Pumpkin Gingersnap Bread Pudding with Mascarpone Cream
This is one of those recipes that does what I hate to do: clean out my refrigerator. In this case, it took care of that little bit of leftover pumpkin puree, a haphazardly opened packet of ginger nut biscuits (ginger snaps) (it was house guest, I swear), a half loaf of day-old bread, the rest of a carton of questionable milk, and the second half of a tub of mascarpone.
Inspiration hit when we were invited to a lovely, leisurely Sunday lunch. The meal concluded with a beautiful traditional bread pudding, my all-time favorite. Still thinking about it when we got home, we ran into our neighbors who had just baked – what else? – a bread pudding.
Dessert for tonight’s dinner party was decided.
The pudding turned out earthy and not too sweet. (You can always add more sugar if that’s your thing.) The ginger nut biscuits all but melted into the pudding; they didn’t add the crunch I was hoping for, but they did add nice flavor. Unfortunately, I didn’t follow my own advice and it’s a bit too dry for my taste (probably because the combination of cookies and sturdy bread soaked up more liquid than I’m used to). Fortunately, that’s nothing an extra dousing of bourbon sauce and mascarpone cream can’t fix.

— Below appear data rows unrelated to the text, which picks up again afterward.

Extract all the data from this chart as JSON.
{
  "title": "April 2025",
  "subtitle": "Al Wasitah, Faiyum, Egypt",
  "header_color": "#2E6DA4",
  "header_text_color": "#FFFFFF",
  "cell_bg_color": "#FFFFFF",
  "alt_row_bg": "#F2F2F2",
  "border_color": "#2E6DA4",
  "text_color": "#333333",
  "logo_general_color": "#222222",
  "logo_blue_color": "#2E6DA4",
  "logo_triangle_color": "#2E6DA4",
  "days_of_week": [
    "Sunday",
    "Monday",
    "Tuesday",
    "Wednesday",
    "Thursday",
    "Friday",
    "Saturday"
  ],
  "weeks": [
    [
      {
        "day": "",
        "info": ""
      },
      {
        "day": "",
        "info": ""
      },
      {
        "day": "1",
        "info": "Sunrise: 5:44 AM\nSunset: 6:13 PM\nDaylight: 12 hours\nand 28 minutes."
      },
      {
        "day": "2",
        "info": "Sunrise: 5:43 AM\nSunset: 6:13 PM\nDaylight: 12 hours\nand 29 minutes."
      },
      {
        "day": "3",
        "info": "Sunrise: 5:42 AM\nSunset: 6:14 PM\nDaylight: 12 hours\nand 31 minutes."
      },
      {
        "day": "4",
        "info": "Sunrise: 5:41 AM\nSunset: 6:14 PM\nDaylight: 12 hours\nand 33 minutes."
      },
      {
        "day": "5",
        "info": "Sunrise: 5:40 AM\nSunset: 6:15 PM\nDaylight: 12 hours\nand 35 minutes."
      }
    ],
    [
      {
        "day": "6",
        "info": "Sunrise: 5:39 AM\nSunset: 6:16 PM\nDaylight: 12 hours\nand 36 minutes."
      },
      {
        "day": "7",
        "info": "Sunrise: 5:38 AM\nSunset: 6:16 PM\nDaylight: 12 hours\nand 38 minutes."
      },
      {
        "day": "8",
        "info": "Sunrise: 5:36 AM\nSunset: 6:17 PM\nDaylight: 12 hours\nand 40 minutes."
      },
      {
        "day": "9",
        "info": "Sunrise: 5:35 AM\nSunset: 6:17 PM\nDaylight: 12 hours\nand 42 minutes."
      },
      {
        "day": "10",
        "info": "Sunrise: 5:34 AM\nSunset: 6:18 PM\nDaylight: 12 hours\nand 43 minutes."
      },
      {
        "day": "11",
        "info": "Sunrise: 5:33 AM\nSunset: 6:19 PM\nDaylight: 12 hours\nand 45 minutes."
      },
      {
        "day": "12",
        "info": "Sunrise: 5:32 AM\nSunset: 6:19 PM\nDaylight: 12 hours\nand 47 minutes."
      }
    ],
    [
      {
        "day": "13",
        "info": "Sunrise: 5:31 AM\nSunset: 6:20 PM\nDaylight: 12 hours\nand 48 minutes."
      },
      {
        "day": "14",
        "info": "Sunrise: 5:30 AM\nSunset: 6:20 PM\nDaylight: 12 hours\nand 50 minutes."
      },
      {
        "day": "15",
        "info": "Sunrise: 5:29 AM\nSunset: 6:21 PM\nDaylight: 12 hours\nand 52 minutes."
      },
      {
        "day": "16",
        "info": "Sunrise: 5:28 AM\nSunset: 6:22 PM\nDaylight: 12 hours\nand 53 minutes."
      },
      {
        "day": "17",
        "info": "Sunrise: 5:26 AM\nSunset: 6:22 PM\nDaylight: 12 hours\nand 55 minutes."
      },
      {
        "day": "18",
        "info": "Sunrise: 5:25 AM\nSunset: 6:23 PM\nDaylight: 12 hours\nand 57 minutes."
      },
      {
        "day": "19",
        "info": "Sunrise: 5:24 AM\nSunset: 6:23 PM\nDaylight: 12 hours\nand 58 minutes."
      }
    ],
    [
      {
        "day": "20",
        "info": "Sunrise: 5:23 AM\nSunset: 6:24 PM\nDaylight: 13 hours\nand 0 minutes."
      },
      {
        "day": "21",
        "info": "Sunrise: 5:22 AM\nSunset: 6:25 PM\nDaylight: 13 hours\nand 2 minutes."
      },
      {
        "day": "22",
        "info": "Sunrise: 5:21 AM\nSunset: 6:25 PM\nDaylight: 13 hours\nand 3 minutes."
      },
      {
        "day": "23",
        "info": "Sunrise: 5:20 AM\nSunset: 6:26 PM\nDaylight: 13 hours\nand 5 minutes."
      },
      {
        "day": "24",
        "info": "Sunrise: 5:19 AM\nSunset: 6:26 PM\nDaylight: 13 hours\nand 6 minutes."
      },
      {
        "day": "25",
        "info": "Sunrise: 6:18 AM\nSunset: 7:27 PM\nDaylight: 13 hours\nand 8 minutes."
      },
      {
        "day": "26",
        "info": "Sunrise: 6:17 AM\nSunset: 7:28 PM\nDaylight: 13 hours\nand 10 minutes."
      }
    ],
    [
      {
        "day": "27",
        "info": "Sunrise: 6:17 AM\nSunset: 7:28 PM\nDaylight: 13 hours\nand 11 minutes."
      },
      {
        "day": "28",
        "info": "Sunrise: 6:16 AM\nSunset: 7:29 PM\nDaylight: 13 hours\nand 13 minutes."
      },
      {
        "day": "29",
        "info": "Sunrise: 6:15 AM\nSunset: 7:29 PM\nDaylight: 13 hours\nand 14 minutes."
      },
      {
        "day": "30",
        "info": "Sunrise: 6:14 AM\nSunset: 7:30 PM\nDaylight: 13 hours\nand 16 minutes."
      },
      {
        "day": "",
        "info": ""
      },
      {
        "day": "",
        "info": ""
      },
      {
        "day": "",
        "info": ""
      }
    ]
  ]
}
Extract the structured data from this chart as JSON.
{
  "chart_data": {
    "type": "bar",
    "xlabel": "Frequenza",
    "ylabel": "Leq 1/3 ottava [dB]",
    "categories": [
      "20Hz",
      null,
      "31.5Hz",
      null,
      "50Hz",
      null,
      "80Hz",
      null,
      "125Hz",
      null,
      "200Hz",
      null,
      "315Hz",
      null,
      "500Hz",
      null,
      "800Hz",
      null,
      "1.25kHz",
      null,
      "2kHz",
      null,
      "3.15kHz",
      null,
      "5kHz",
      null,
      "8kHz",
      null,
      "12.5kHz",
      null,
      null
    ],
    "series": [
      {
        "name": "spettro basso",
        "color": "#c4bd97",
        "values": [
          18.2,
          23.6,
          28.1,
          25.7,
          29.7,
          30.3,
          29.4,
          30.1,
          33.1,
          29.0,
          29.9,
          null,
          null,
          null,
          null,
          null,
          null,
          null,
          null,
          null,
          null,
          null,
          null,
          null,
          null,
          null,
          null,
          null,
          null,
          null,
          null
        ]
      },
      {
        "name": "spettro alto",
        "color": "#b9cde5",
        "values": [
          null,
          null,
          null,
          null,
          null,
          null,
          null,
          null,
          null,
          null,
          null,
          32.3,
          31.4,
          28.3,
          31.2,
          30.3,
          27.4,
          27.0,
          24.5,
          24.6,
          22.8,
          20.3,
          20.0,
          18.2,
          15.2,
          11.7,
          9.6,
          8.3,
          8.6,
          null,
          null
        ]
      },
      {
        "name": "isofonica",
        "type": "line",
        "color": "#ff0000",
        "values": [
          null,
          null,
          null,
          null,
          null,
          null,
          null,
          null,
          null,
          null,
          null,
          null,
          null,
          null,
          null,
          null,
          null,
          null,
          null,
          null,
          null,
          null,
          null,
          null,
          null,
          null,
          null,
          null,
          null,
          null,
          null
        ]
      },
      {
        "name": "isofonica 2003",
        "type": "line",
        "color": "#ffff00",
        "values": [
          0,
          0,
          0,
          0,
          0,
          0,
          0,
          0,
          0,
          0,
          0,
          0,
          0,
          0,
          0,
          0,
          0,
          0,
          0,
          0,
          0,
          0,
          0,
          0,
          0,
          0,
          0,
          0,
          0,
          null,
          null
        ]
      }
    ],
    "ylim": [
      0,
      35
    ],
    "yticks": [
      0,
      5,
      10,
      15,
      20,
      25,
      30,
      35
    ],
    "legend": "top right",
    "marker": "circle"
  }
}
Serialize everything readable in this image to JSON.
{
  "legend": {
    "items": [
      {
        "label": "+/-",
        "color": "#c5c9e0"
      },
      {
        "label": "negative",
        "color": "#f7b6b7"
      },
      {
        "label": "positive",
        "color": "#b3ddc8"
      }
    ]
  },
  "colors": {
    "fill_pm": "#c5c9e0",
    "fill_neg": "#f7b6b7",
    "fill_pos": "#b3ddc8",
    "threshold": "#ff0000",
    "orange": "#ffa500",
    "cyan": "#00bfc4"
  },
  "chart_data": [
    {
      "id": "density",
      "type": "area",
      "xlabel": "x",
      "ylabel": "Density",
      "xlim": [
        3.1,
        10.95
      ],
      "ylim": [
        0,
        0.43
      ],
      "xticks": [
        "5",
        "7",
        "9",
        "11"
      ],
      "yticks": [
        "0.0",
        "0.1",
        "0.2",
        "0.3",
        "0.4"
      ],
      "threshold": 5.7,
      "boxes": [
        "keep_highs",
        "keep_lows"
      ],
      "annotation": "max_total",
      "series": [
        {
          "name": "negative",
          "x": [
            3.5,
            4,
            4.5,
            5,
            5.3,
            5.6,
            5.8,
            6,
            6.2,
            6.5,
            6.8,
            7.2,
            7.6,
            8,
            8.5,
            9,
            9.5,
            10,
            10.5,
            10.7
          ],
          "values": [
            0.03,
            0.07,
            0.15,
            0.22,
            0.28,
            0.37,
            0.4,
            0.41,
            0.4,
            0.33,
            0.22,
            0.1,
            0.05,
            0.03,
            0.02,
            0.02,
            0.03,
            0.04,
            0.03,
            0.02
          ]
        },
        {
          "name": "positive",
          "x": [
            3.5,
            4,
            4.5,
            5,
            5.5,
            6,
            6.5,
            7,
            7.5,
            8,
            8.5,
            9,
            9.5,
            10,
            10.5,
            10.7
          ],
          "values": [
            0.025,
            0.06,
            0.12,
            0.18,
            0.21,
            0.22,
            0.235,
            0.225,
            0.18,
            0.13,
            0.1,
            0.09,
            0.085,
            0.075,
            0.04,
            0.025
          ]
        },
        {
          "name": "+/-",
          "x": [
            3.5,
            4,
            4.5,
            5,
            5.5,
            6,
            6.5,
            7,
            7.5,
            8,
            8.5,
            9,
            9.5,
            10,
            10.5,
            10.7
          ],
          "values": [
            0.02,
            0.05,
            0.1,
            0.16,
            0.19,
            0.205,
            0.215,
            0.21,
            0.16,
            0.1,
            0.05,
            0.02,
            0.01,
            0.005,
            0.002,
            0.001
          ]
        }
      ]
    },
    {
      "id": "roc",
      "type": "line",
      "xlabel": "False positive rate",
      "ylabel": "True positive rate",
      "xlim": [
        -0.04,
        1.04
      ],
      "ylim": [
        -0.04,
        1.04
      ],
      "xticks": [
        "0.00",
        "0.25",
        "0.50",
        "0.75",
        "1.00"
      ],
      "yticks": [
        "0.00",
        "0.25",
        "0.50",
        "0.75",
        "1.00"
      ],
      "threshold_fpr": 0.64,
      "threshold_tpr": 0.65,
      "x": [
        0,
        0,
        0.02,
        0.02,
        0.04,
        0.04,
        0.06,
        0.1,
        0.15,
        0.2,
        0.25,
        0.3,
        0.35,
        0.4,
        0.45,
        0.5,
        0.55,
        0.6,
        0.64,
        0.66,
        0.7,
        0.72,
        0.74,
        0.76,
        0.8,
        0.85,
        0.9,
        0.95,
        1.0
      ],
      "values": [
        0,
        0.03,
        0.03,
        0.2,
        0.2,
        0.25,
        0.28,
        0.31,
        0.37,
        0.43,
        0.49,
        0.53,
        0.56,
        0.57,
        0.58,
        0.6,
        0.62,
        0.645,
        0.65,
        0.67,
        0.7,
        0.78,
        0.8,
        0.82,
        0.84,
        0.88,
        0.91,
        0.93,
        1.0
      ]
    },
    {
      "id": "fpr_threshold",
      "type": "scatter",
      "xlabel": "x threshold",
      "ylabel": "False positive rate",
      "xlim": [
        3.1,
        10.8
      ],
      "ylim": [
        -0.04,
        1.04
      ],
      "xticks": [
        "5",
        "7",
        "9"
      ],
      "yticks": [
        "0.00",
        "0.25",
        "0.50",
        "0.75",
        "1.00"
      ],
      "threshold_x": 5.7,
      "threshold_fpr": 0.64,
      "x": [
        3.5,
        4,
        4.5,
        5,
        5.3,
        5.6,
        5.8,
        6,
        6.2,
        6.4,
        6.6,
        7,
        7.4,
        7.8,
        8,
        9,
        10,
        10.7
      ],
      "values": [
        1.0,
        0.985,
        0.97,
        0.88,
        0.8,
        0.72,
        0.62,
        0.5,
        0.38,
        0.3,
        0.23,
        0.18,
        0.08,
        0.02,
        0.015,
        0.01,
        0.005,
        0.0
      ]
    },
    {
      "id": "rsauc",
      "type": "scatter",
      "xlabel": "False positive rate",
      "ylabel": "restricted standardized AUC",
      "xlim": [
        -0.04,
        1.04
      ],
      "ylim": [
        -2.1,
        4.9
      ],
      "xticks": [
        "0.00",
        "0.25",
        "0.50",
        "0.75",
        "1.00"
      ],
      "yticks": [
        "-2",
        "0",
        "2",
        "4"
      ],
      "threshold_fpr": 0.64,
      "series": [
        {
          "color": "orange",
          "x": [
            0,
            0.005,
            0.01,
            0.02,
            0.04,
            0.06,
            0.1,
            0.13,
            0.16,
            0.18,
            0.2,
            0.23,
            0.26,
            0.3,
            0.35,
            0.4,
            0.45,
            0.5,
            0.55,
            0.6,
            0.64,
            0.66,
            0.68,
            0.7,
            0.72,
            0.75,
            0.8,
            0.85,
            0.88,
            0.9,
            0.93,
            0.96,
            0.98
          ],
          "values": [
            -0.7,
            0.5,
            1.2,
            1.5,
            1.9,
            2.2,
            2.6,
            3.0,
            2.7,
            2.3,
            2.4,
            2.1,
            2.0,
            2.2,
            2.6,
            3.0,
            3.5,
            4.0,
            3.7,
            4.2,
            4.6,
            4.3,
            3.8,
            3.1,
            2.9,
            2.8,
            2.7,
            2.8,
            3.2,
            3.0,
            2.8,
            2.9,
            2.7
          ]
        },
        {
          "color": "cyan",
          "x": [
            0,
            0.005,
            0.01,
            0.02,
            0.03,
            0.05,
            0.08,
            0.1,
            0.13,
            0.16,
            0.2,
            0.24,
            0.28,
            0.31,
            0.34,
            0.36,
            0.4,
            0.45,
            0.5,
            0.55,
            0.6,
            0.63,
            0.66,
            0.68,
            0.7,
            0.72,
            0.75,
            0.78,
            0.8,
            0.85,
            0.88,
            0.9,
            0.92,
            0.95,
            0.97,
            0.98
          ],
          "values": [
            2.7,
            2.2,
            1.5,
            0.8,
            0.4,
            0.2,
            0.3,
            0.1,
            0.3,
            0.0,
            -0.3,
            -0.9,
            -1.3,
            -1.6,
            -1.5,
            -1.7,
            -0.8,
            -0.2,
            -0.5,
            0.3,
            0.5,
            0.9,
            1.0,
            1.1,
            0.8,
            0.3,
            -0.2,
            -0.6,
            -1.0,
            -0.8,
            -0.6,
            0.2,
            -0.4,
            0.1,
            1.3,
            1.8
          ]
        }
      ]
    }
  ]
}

This cream has exactly the texture I was looking for: creamy, smooth and weighty. If you want yours a bit lighter, just up the amount of heavy cream and decrease the amount of mascarpone. I didn’t add spices or zest, but I think that they would really help cut through the intense creaminess. Not that creaminess is a bad thing.
I also think I’ll serve this with a simple salted caramel bourbon sauce, but we’ll see. My dwindling supply of bourbon is definitely not one of the things I want to get rid of.
Now if only I could find someone to take care of that near-empty jar of horseradish cream and last week’s leftover Turkish chili-yogurt dip…
PUMPKIN GINGERSNAP BREAD PUDDING
I decided to measure out my ingredients for the sake of this here blog, but they are approximate and you should eyeball it. I usually use a weak, store-bought, pre-sliced bread for bread pudding, but I figured that the pumpkin and bitey ginger cookies could handle a stronger, crustier loaf.
If you don’t have exactly enough of this, that or the other thing, don’t worry. There are only a few important things to remember about bread pudding, such as making sure there’s enough liquid, but, in general, it’s really forgiving. Especially with ice cream on top.
Serves 8 – 10
8 cups stale bread, cubed
2/3 packet ginger nut biscuits (ginger snaps), roughly broken
3 cups (or more) milk (this can be a combination of milk and cream)
1 cup pumpkin purée (ok, ok, it was butternut squash)
1/2 – 3/4 cup sugar (depending on taste)
1 tsp vanilla extract
1/2 tsp salt
1 tsp cinnamon
1/2 tsp cloves
1/4 cup bourbon (optional but recommended)
Rub butter on the bottom and sides of a large baking dish. Cut the bread into small, 1/2″ cubes, removing crusts if desired. Break each cookie into 4 or 5 pieces.
In a very large bowl, beat the eggs then add all the other ingredients (besides the bread and cookies) until smooth. Mix in the bread cubes and cookie chunks, and stir to coat. Let the mixture sit, stirring often, for about 30 minutes while you preheat the oven to 325°F/160°C. To check if there’s enough liquid, press on the bread with the back of a spoon. If the spoon does not get covered by liquid, add some more milk or cream until and mix well.
When the oven is preheated, pour the very soggy bread mixture into the prepared dish. You can dot the top with butter if you want.
Bake for 40 minutes to an hour, or until a knife inserted in the middle comes out clean. Bread pudding can be made a few days ahead and stored in the fridge.
makes enough to top 8 – 10 slices of bread pudding, pie, compote or crumble
1/2 cup heavy cream
1 cup (8 oz.) mascarpone
1/3 cup icing sugar
1 tsp vanilla extract
dashes of cinnamon, nutmeg, some lemon zest (optional)
In a large bowl, use a hand-held beater to whip all the ingredients until stiff, about 4 minutes. This can be made, at most, a day ahead, but ideally no more than 5 hours, in the fridge.